Dabei muss man eine Unterkühlung unbedingt vermeiden, sagt Martin Busse. „Man erkennt sie durch beginnendes Kältezittern, das immer auf einen Abfall der Körperkerntemperatur schließen lässt.“ Tritt es auf, sollte man das Wasser unbedingt verlassen. „Im Zweifel können 30 Sekunden schon viel sein.“
Auch Falcoianu rät dazu, sich langsam heranzutasten und sich nicht zu überfordern. „In unseren Eisbade-Gruppen sagen wir immer, dass man primär nach dem Körpergefühl gehen sollte. Natürlich ist es eisig kalt und der Kopf sagt gleich: Es geht gar nicht.“ Trotzdem empfehle er, etwa zwei Minuten im Eiswasser zu bleiben. „Das ist in der Regel machbar und bringt den maximalen Benefit.“
Und danach?
Wenn man das Wasser verlässt, liegt der Bademantel bestenfalls schon bereit.

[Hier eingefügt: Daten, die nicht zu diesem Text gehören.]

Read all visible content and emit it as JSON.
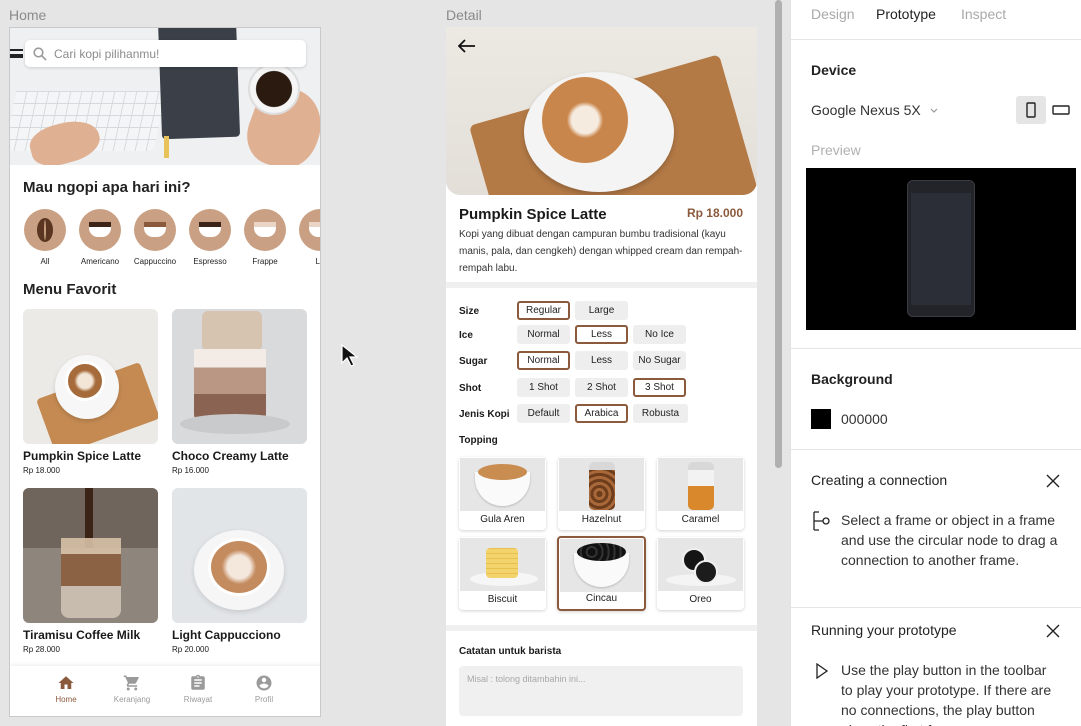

Es kann auch helfen, nach dem Ankleiden sofort in Bewegung zu kommen. „Bei angemessener Dauer ist die Kerntemperatur ja nicht abgesunken und es kann ein nachhaltiges Wärmegefühl entstehen“, erklärt Busse.
Constantin Falcoianu hält das Aufwärmen für einen der wichtigsten Momente beim Eisbaden. „Nach dem Eisbad setzt der sogenannte „After Drop“ ein“, erklärt er. „Dabei öffnen sich die Blutgefäße wieder und das kalte Blut der Peripherie vermischt sich mit dem warmen Blut aus dem Körperinneren.“ Dadurch komme es erstmal zu einem deutlichen Kältegefühl.
Beim Aufwärmen sollte man dem Körper genug Zeit geben. „Wenn man sich zu schnell aufwärmt, löst sich die Verengung der Blutgefäße schlagartig und das kalte Blut aus der Körperschale fließt zu schnell zurück in den Körperkern. Dies kann lebensbedrohliche Herzrhythmusstörungen auslösen“, warnt Falcoianu.
Der richtige Weg sei, in einen angenehm temperierten Raum zu gehen und sich warm zu zittern. „Dabei kann man sich in eine Decke dick einpacken, eventuell auch ein Wärmekissen oder eine Wärmeflasche dazu nehmen.“ Und dann gilt: Einfach nur genießen – und stolz sein, dass man sich überwunden hat.